I had messed up putting in the spring and detent. (Can't remember if I bent the spring or let some grit, etc., get into the hole and that bent the spring.)

Anyway, I took everything back out, cleaned the hole and used a different spring. Worked good thereafter.

This was my screwup initially.

donwalk
12-03-11, 21:24
military weapons are designed with lack of cleaning and maintenance in mind. virtually every SUCCESSFUL small arm designed for the military has succeeded because of that factor alone. when the cleaning issues were overcome, the M16 became a stalwart in the field of small arms.

a good example of a failure, though, was the Chechault (sp?) MG of WW1...way too easily jammed due to the magazine design with the mud and conditions of the WW1 trenches to operate.

when you have two dissimilar metals in a surface-to-surface contact situation, it's much better to maintain a clean/properly lubed surface to minimize any reaction; such as galling.

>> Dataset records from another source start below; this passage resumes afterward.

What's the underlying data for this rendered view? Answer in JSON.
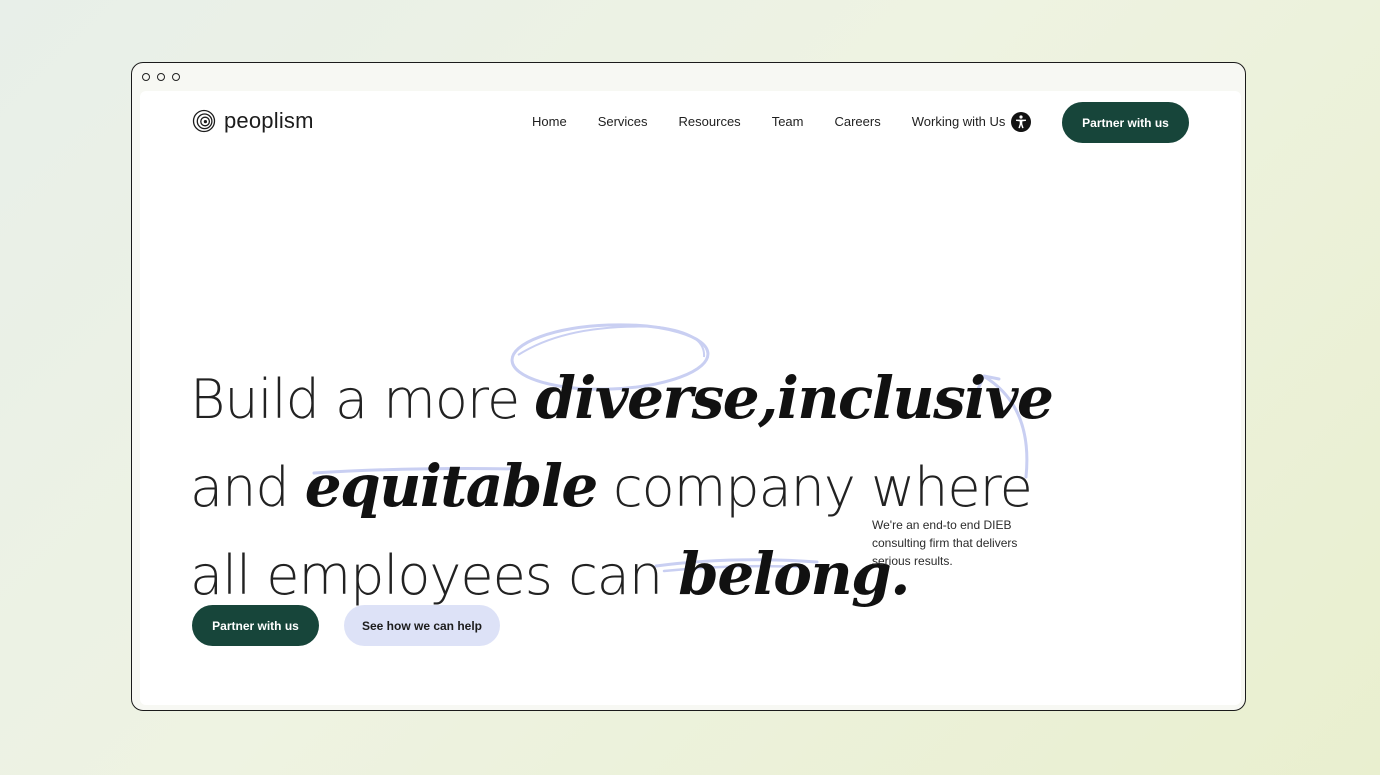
{
  "brand": {
    "name": "peoplism",
    "logo_icon": "concentric-circles-logo"
  },
  "nav": {
    "items": [
      {
        "label": "Home"
      },
      {
        "label": "Services"
      },
      {
        "label": "Resources"
      },
      {
        "label": "Team"
      },
      {
        "label": "Careers"
      },
      {
        "label": "Working with Us"
      }
    ],
    "accessibility_icon": "accessibility-icon",
    "cta_label": "Partner with us"
  },
  "hero": {
    "line1": {
      "part1": "Build a more ",
      "script1": "diverse",
      "sep": ",",
      "script2": "inclusive"
    },
    "line2": {
      "part1": "and ",
      "script1": "equitable",
      "part2": " company where"
    },
    "line3": {
      "part1": "all employees can ",
      "script1": "belong",
      "end": "."
    },
    "tagline": "We're an end-to end DIEB consulting firm that delivers serious results.",
    "primary_cta": "Partner with us",
    "secondary_cta": "See how we can help"
  },
  "colors": {
    "brand_dark": "#17453a",
    "accent_light": "#dde2f7",
    "decoration": "#c9cff2"
  }
}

clean, de-burr and lightly lube... the pins should operate OK.

discreet
12-03-11, 22:25
Sometimes when I have come across pivot pins being a PITA, I put the rear pin half way or all the way back in, and it makes it a bunch easier to pull the front pin out. Leverage can play a lot in that front pin being stuck IMO. You should never have to beat the pin out IMO, as that just shows something is seized up bad. You can actually end up with a wider ID after time due to either compressing the metal, or shaving it out by doing so.


And for lube, for me it's Tetra Grease.

I just wipe and clean my BCG every few hundred rounds. Never had an issue doing so.

Artiz
12-05-11, 15:24
I'm wondering what the front and back pivot pins's expexted lifetime is. Anybody had a pin wear out?

lamarbrog
12-05-11, 16:41
Never had a pivot or take down pin wear out on any of my rifles, or rifles I have maintained. They're not exactly a high-use part... At least, not if you aren't way over-cleaning.

I'll agree that you're taking cleaning to an extreme that could potentially cause damage. Clean your bore (primarily the chamber), wipe down the internals, and apply generous lubrication. That's all you need to do.

If you feel like you could clean for 10 hours, something is wrong. When I get bored and do a "white glove" cleaning it still only takes about half an hour. A normal cleaning is a 10-15 minute job. I'd try a different lubricant... Ballistol is my personal favorite, I find it cleans and lubricates exceptionally well.